Ladies-Night beim Technischen Hilfswerk Backnang bietet Frauen Einblick – Sie können an Themenstationen mit Unterstützung selbst Hand anlegen

Wenn großes Gerät und Technik ins Spiel kommen, dominiert immer noch das männliche Geschlecht – auch im Bereich Rettung: Beim Technischen Hilfswerk (THW) in Deutschland engagieren sich rund 14 Prozent Frauen ehrenamtlich. Um die Mitgliederwerbung mit einer besonderen Aktion fürs weibliche Geschlecht zu kombinieren, hat das THW Backnang erstmals eine Ladies-Night ausgerichtet. Das Team hat keine Mühen gescheut, um den Teilnehmerinnen spannende Einblicke zu geben.

Ran an Chiemseepumpe, Ortungsgerät und Spreizer

Eines der Dreierteams baut gerade eine Wasserversorgungsstrecke mit einer Pumpe auf, die sie mit Hebehilfe ins Becken befördern. Foto: A. Becher

Von Christine Schick

MURRHARDT. Es ist eine Ladies-Night, die ihren Namen verdient, weil die Teilnehmerinnen auch noch nach Einbruch der Dunkelheit an den Stationen Erfahrungen sammeln und mit Neugier und Lust an die Sache herangehen. Aber auch das THW Backnang, insbesondere die Helferinnen, haben eine Menge vorbereitet.
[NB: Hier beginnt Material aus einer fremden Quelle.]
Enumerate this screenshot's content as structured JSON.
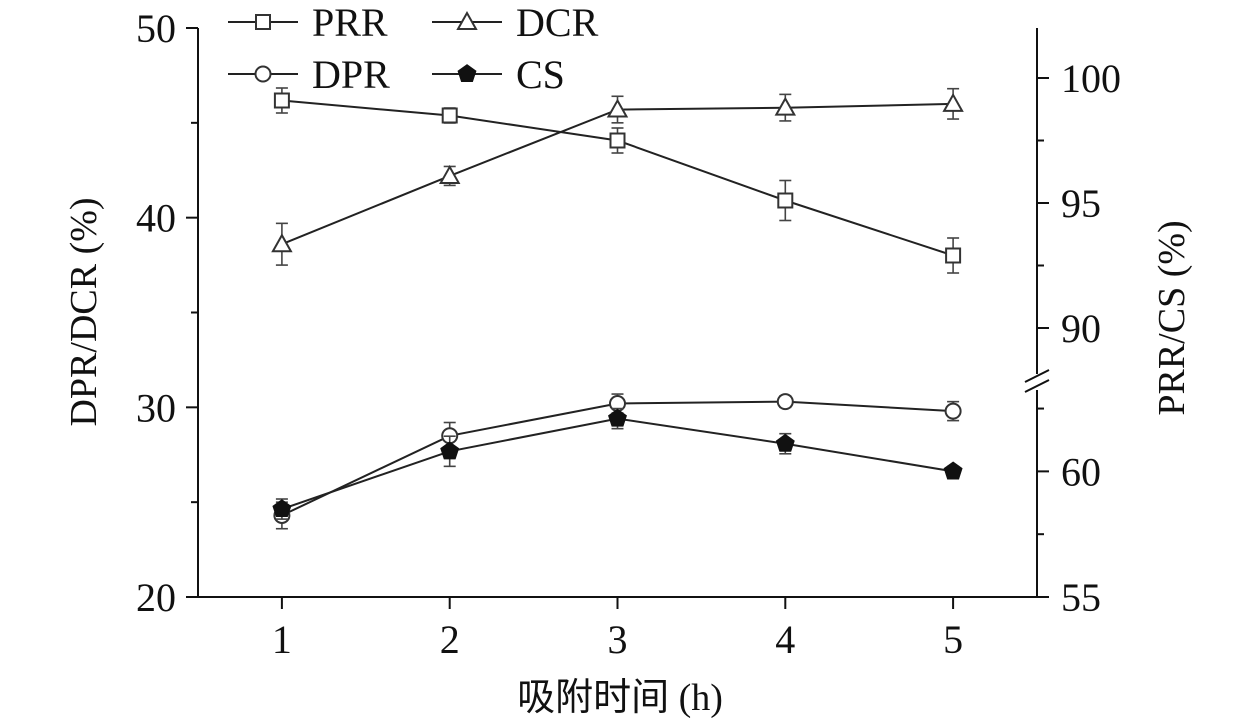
{
  "chart_data": {
    "type": "line",
    "xlabel": "吸附时间 (h)",
    "ylabel_left": "DPR/DCR (%)",
    "ylabel_right": "PRR/CS (%)",
    "x": [
      1,
      2,
      3,
      4,
      5
    ],
    "x_ticks": [
      "1",
      "2",
      "3",
      "4",
      "5"
    ],
    "xlim": [
      0.5,
      5.5
    ],
    "left_axis": {
      "ylim": [
        20,
        50
      ],
      "ticks": [
        "20",
        "30",
        "40",
        "50"
      ]
    },
    "right_axis": {
      "broken": true,
      "upper_segment": {
        "ylim": [
          88,
          102
        ],
        "ticks": [
          "90",
          "95",
          "100"
        ]
      },
      "lower_segment": {
        "ylim": [
          55,
          63
        ],
        "ticks": [
          "55",
          "60"
        ]
      }
    },
    "legend": {
      "position": "top-left"
    },
    "series": [
      {
        "name": "PRR",
        "axis": "right",
        "marker": "open-square",
        "values": [
          99.1,
          98.5,
          97.5,
          95.1,
          92.9
        ],
        "errors": [
          0.5,
          0.3,
          0.5,
          0.8,
          0.7
        ]
      },
      {
        "name": "DCR",
        "axis": "left",
        "marker": "open-triangle",
        "values": [
          38.6,
          42.2,
          45.7,
          45.8,
          46.0
        ],
        "errors": [
          1.1,
          0.5,
          0.7,
          0.7,
          0.8
        ]
      },
      {
        "name": "DPR",
        "axis": "left",
        "marker": "open-circle",
        "values": [
          24.3,
          28.5,
          30.2,
          30.3,
          29.8
        ],
        "errors": [
          0.7,
          0.7,
          0.5,
          0.3,
          0.5
        ]
      },
      {
        "name": "CS",
        "axis": "right",
        "marker": "filled-pentagon",
        "values": [
          58.5,
          60.8,
          62.1,
          61.1,
          60.0
        ],
        "errors": [
          0.4,
          0.6,
          0.4,
          0.4,
          0.2
        ]
      }
    ]
  }
}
Die neun Teilnehmerinnen werden am Bahnhof Backnang mit einem Begrüßungstrunk empfangen und dann im mächtigen Mannschaftslast- sowie Gerätekraftwagen zu einer kleinen Stadtrundfahrt mitgenommen, um schon mal das entsprechende Einsatzfeeling zu bekommen. Da sich die Frauen zum Abend angemeldet haben, wollen sie auch auf Tuchfühlung gehen. „Ich interessiere mich für die Arbeit, komm selbst beruflich aus dem technischen Bereich“, sagt die Backnangerin Inge Kroll, die lange als technische Zeichnerin im Sondermaschinenbau gearbeitet hat. Dimitra-Eleni Kalaitzi, ebenfalls aus Backnang, kennt Ioanna Michailidou, die die Ladies-Night mitorganisiert und sie „zeitnah auf den Abend hingewiesen hat“. „Ich findet es beeindruckend und spannend, was das THW leistet. Es ist eine tolle und wichtige Arbeit“, stellt sie mit einem Lächeln fest. Ob ein Engagement mit ihrem Beruf im Einzelhandel vereinbar wäre, weiß sie noch nicht.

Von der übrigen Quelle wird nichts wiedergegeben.